Anatomical Changes of Ligaments
Landon et al. showed that fascia in pregnant women stretches to a much greater length but had less tensile strength compared with fascia from nonpregnant women [38]. The authors demonstrated that the collagen structure changes and the connective tensile strength decreases during pregnancy. The loosening of connective tissue in ligaments and fascia yields to common symptoms like symphysis pubic dysfunction and pelvic girdle pain. The levels of the hormone relaxin were found to be significantly higher in pregnant women that have bothersome joint pain and laxity [39]. Whether there is a relationship between pelvic girdle pain and specific pelvic floor disorders like prolapse is not elucidated yet.

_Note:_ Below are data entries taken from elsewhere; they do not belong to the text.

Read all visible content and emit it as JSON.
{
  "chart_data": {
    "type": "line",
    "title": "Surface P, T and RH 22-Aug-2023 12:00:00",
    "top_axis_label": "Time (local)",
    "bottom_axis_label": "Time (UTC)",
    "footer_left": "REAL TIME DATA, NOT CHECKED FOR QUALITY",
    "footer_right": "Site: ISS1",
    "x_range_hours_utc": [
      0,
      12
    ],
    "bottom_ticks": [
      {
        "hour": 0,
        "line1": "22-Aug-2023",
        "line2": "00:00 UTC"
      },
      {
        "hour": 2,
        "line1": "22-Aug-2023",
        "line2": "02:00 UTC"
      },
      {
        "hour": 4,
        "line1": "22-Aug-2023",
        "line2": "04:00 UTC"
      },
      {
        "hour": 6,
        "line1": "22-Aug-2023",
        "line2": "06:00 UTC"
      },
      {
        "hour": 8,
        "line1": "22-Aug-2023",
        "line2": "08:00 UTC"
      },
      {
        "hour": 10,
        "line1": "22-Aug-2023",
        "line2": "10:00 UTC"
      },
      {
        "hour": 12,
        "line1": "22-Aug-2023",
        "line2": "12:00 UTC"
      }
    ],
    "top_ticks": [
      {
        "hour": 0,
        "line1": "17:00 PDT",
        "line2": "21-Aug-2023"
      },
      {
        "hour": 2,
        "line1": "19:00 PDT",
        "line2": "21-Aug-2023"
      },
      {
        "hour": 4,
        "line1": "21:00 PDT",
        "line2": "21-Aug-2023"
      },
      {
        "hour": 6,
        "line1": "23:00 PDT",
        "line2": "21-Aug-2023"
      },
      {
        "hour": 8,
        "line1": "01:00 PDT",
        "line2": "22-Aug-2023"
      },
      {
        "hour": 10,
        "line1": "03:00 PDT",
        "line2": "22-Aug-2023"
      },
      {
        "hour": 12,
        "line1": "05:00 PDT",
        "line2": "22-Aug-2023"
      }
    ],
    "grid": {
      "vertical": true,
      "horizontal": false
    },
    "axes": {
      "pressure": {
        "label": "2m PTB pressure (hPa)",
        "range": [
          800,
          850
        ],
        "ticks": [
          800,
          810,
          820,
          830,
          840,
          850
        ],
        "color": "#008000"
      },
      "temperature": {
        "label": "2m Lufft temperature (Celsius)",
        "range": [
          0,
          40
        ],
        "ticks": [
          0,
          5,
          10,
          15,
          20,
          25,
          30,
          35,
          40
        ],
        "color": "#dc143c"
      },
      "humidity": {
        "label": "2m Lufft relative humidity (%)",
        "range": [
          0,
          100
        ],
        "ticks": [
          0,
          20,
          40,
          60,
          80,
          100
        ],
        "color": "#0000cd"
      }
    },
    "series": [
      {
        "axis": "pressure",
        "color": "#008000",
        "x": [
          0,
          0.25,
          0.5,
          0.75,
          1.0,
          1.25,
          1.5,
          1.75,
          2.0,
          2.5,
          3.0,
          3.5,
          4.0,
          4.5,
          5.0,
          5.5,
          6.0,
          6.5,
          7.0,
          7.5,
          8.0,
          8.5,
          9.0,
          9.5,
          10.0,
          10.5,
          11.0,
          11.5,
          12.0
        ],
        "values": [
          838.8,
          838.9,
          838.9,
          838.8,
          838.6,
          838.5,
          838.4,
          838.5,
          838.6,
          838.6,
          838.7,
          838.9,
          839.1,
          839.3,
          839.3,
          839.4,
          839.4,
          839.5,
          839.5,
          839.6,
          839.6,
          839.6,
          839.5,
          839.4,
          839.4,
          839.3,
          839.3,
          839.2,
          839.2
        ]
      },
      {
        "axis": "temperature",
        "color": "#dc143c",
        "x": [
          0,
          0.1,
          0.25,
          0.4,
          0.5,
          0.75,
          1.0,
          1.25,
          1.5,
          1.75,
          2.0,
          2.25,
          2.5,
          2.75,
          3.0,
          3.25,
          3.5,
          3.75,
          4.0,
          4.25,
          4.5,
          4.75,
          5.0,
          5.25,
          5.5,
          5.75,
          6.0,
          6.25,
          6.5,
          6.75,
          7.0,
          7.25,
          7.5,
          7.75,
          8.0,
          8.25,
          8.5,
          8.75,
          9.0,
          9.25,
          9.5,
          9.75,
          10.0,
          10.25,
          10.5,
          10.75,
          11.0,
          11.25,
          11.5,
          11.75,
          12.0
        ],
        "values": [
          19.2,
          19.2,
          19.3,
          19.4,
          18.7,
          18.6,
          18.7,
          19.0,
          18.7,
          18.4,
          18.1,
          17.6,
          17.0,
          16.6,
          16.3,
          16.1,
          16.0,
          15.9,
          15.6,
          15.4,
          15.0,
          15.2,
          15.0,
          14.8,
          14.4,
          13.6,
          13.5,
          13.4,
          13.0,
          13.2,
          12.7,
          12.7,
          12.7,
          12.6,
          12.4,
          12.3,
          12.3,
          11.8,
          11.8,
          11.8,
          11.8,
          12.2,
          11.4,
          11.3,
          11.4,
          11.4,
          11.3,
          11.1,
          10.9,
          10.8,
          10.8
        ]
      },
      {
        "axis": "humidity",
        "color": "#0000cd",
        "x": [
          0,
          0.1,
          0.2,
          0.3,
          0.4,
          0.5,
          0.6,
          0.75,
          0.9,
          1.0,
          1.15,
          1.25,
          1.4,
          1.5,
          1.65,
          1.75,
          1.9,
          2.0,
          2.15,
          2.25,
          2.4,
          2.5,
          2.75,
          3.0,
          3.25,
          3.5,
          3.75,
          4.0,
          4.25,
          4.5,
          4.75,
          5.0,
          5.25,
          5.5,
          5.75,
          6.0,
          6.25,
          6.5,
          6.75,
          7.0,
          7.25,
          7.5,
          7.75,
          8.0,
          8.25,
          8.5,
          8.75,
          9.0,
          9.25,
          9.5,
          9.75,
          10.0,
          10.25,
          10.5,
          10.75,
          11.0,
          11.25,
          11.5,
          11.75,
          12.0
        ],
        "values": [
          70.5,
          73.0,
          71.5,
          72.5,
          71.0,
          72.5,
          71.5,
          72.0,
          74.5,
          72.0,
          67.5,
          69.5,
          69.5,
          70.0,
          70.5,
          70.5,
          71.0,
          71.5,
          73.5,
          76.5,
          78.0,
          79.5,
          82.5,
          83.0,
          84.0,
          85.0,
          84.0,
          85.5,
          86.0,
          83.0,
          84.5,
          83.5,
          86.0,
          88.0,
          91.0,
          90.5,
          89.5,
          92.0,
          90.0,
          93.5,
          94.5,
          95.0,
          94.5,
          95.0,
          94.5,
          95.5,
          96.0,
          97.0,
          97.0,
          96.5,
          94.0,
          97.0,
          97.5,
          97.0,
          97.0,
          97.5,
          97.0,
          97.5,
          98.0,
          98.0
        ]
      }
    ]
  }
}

Bladder and Functional Bladder Neck Anatomy during Pregnancy
Epidemiological studies show an increase in lower urinary tract and pelvic floor symptoms during pregnancy [40]. Pregnancy affects bladder function adversely. Urinary incontinence is seen more often in pregnant women than in matched controls and the mean prevalence of stress urinary incontinence (SUI) during pregnancy can be as high as 41 % (18.6–60 %) and increases with gestational age [41].